Inspector Galeano screamed, “Ay, Dios mío! Keep it clear!” He fired the last three bullets in his barrel and seized at his own ammunition bags, hunting for more. “They are coming! They are still coming!”
The conductor hollered something down at the men on the snowplow, but Mercy didn’t catch it. She was focused on following directions, on keeping the spot in front of the train clear of the climbing, clamoring bodies with their clamping teeth and corpses’ eyes.
Right under her arms, the first porter rose up so that she was shooting past him, over his head. She was surely giving his ears a terrible thrashing, but he didn’t complain. He said at the top of his lungs, “Clear! Fire and start!”
This startled Mercy into looking over at the lieutenant. She saw two of the other rail men coming up over the edge beside him; and then she understood that the men on the ground in front of the train were finished, and the snowplow was readied, and they could leave, if only they could barrel through the barriers before them. She holstered her guns and they sizzled hot against the leather, smoldering warm patches against her hip.
“Here,” she said to the porter, who struggled to lift himself over the edge. She took him by the shoulder, under the arm. “Here, come on. Get up here.”
He fell down past her, into the Dreadnought’s interior, and she reached for the rail man.
The rail man gazed up at her in terror. He kicked hard, knocking away a corpse’s teeth as they nipped and chomped at his boots. He was struggling, his striped shirt ripped and the jacket he wore over it hanging from one arm.
Mercy braced her feet around a pipe that was down by her knees, reached over the edge, and seized his forearms even as he grasped at her wrists. He was heavy, but she was strong. She’d lifted a pony once or twice, and plenty of men at the Robertson Hospital, when it’d come to that. She could lift him, too.
She heaved him backwards, and up, and with an awkward sideways slide over the rim, he toppled down into the interior, gasping for breath like a freshly caught fish in the bottom of a boat.
The conductor was moving, a man with a mission and maybe—God willing—a plan. “Help me!” he said to the lieutenant, who was still firing potshots as the uniformed dead began to climb, using their fallen brethren as ladders and stepstools on their way ever higher, trying desperately to make it up to the living folks inside the iron giant.

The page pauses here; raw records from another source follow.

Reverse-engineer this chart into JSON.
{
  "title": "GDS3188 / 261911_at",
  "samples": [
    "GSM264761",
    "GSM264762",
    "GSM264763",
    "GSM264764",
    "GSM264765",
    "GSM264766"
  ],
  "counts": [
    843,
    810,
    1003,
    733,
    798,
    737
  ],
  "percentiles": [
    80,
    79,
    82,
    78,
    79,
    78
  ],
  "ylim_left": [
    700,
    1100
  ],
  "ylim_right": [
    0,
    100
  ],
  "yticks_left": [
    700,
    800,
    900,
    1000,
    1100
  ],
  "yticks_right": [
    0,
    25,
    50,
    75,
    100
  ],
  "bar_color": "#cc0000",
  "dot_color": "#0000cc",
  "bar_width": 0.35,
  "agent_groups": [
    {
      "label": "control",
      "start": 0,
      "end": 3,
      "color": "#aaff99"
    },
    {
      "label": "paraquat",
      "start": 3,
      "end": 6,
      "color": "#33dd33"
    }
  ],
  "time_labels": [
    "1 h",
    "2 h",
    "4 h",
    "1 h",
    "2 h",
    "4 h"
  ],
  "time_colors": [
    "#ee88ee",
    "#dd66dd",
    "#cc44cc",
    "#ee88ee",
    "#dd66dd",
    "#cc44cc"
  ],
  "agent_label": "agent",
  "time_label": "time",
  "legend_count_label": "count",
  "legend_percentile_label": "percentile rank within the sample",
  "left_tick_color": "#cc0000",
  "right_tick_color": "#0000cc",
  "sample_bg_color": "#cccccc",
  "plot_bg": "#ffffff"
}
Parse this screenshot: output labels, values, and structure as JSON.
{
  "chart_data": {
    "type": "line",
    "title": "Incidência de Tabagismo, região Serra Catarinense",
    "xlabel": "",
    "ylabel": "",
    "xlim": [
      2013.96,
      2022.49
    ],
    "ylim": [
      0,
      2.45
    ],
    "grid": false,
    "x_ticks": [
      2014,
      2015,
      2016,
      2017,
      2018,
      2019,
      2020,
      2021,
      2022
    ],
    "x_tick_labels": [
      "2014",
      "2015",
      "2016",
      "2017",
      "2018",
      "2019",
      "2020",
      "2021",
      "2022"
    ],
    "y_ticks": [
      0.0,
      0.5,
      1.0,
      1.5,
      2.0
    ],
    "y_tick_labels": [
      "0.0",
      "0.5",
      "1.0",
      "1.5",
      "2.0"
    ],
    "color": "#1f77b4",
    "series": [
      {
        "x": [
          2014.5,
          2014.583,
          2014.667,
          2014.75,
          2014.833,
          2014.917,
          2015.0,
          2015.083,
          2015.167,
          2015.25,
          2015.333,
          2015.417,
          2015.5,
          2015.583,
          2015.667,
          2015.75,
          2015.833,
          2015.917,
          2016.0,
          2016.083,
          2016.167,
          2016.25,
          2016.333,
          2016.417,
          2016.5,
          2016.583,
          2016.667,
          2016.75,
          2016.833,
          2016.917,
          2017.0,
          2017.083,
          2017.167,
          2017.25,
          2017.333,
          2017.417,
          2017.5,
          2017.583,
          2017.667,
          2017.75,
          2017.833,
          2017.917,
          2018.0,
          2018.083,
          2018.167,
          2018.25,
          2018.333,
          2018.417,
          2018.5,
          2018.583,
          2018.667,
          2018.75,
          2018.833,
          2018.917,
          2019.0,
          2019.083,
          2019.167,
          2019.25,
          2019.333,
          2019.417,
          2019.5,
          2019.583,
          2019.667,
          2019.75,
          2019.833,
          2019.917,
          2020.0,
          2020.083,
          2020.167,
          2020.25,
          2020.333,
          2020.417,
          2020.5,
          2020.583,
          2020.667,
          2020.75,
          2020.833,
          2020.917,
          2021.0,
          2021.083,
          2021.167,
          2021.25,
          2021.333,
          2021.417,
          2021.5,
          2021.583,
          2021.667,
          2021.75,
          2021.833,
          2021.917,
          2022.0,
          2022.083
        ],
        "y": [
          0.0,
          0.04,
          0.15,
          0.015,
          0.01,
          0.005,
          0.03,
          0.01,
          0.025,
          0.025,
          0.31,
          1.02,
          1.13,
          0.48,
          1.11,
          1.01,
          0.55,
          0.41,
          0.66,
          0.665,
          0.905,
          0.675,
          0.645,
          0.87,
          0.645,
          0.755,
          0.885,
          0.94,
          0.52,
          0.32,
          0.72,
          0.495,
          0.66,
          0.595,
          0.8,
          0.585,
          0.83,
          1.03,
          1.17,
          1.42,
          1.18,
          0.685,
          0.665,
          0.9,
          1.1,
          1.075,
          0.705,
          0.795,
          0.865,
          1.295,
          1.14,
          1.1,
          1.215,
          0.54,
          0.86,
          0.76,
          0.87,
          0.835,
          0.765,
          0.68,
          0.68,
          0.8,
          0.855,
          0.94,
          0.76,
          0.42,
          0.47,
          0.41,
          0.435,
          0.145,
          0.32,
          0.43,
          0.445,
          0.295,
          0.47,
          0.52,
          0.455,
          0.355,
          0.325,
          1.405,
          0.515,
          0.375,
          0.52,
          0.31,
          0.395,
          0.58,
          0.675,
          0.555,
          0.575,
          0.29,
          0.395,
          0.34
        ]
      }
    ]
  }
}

Lieutenant Hobbes holstered everything, leaped off the bin, and joined the conductor beside a pair of metal levers that were as long as a tall man’s thigh.
“On the count of three—pull that one!” the conductor said as he pointed.
“Count of three,” the lieutenant repeated.
“One, two, three—” And the levers both came down, not easily, but with the strain of both men’s backs cranking and pulling with all their weight.
A snapping latch cracked almost as loud as the guns, and the balance of the engine shifted; Mercy felt it as a slight leaning forward, where before the engine had seemed to point up just a touch.
“It’s on!” said the rail man. His observation was picked up and echoed around the narrow space. “It’s on! It’s on!”
The conductor’s mouth was a line as hard as a riveted seam. He said, “Let’s go.” He drew down on the whistle, and the edge of his gray mustache twitched with determination, or rage, or desperation, or something else Mercy couldn’t quite read.